これをモデル化誤差と呼びます。 また、システムに加わるすべての外乱をセンサーで測定することも現実的ではありません。測定されていない外乱が加わったり、逆モデルの計算にわずかでも誤差が含まれていたりした場合、フィードフォワード制御は間違った操作量をシステムに送り続け、結果としてシステムは目標値から大きく外れて暴走してしまいます。フィードフォワード制御は出力結果を見ない開ループ制御であるため、自らの間違いに気づくことができないという弱点を持っています。
このモデル化誤差や未測定の外乱という不確実性を克服するために、現代の制御システムでは必ずフィードバック制御と組み合わせて使用されます。これを二自由度制御系と呼びます。
二自由度制御系においては、目標値に対するおおまかで素早い追従や、測定可能な既知の外乱に対する先回りの相殺をフィードフォワード制御が担当します。
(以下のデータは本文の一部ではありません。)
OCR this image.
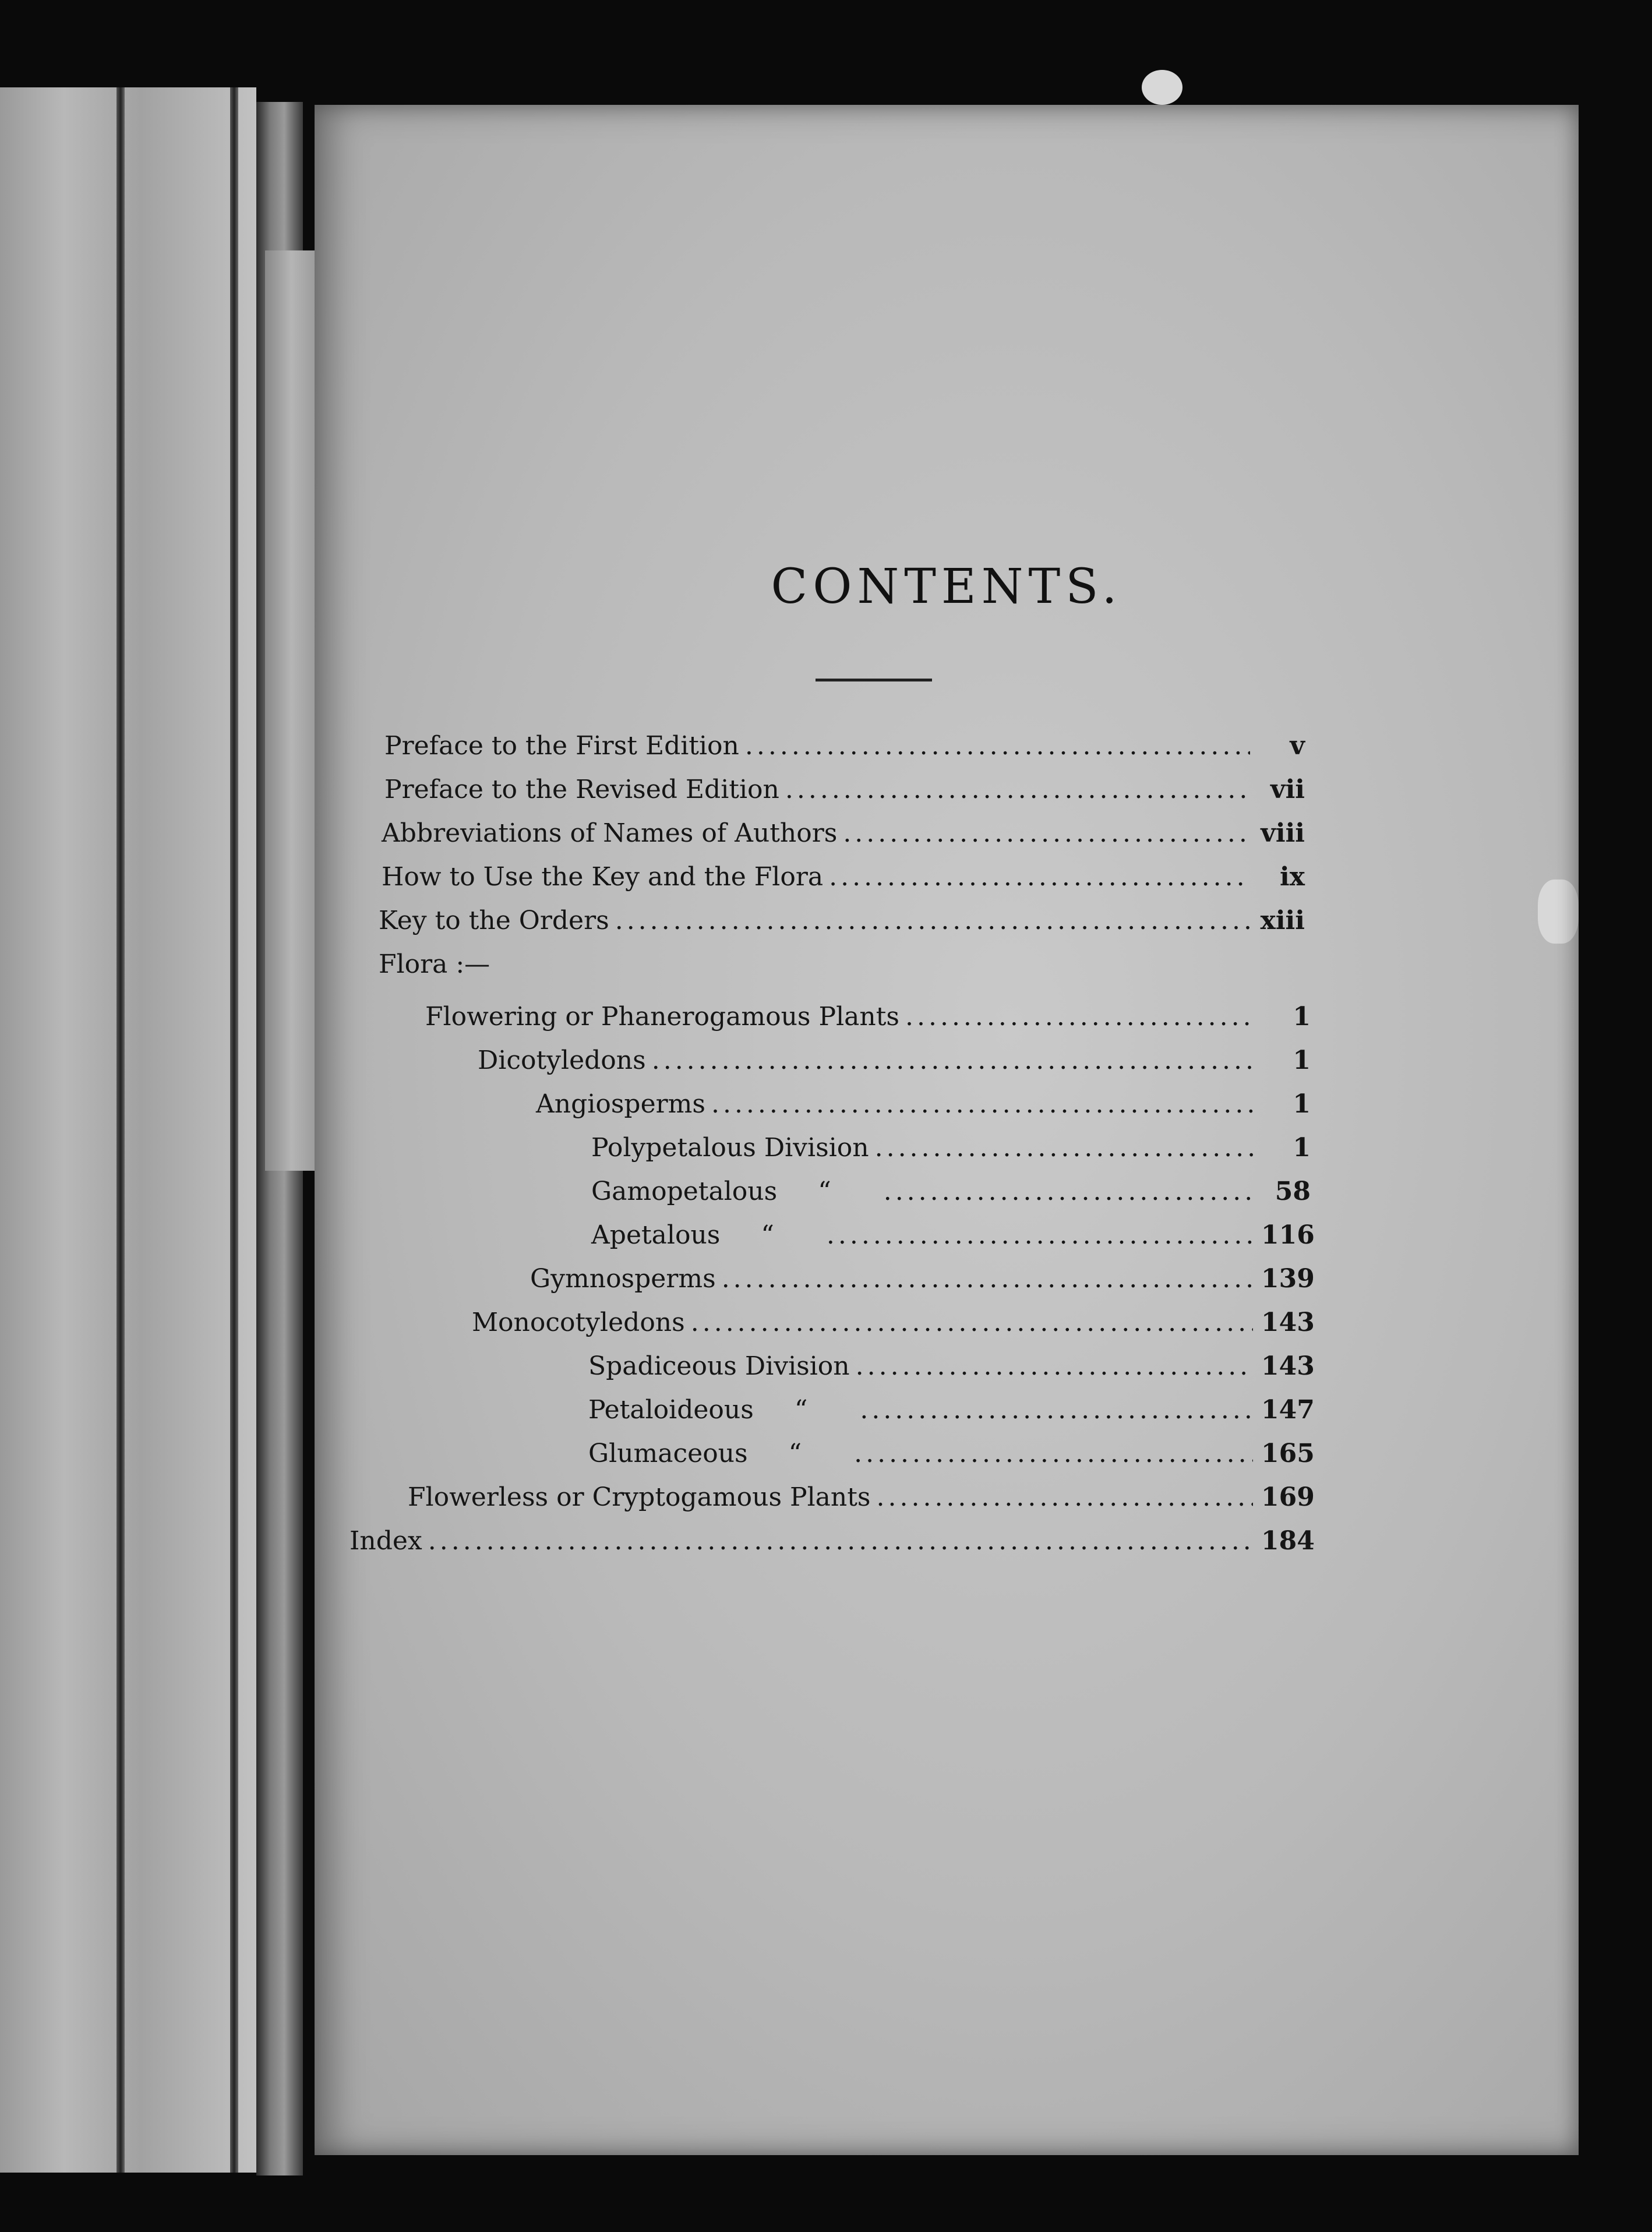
CONTENTS.
Preface to the First Edition .....	v
Preface to the Revised Edition .....	vii
Abbreviations of Names of Authors .....	viii
How to Use the Key and the Flora .....	ix
Key to the Orders .....	xiii
Flora :—
Flowering or Phanerogamous Plants .....	1
Dicotyledons .....	1
Angiosperms .....	1
Polypetalous Division .....	1
Gamopetalous	“ .....	58
Apetalous	“ .....	116
Gymnosperms .....	139
Monocotyledons .....	143
Spadiceous Division .....	143
Petaloideous	“ .....	147
Glumaceous	“ .....	165
Flowerless or Cryptogamous Plants .....	169
Index .....	184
そしてモデル化誤差によるわずかなズレや、突発的な未知の外乱によって生じた最終的な出力の誤差を、フィードバック制御が事後処理として微調整し、目標値を収束させます。 予測に基づくスピードと応答性をフィードフォワードが提供し、結果の測定に基づく安定性と正確性をフィードバックが担保するという、二つの制御理論の強みを融合さた制御方法になっています。
高度化する予測制御
フィードフォワード制御の概念はコンピュータの圧倒的な計算能力と結びつくことで、単なる逆モデルの計算から、未来の複数ステップの状態を予測しながら最適な操作量を決定し続けるモデル予測制御といった高度なアルゴリズムへと進化を遂げています。
自動運転車両のステアリング制御はその最たる例です。車両はカメラやレーダーから得られた前方の道路の曲率や障害物の情報を未来の目標値や外乱として取り込みます。そして自車の質量、タイヤの摩擦力学、空気抵抗といった複雑な物理モデルを用いて、数秒先の車両の挙動をコンピュータ内部で高速にシミュレーションします。カーブに差し掛かる前から、あらかじめ遠心力を相殺するようなステアリングの切り角とブレーキの操作量を計算し、車両を先制的に制御することで、人間が運転するような滑らかで安定したコーナリングを実現します。
また、半導体製造装置における精密な温度制御においても、フィードフォワードの力学が不可欠です。シリコンウェハーにプラズマを照射して微細な回路を刻む際、プラズマからの強烈な熱エネルギーがウェハーに加わります。この莫大な熱は最大の温度外乱となりますが、プラズマを発生させるための電力指令値は上位のコントローラが把握しているため、プラズマが照射されるのと全く同じタイミングで、冷却装置の出力を最大化するという予測的な操作が行われます。フィードバック制御の遅れによる数度の温度上昇すら許されないナノメートルスケールの製造プロセスにおいて、この事前相殺のアプローチが最終的な歩留まりを向上させています。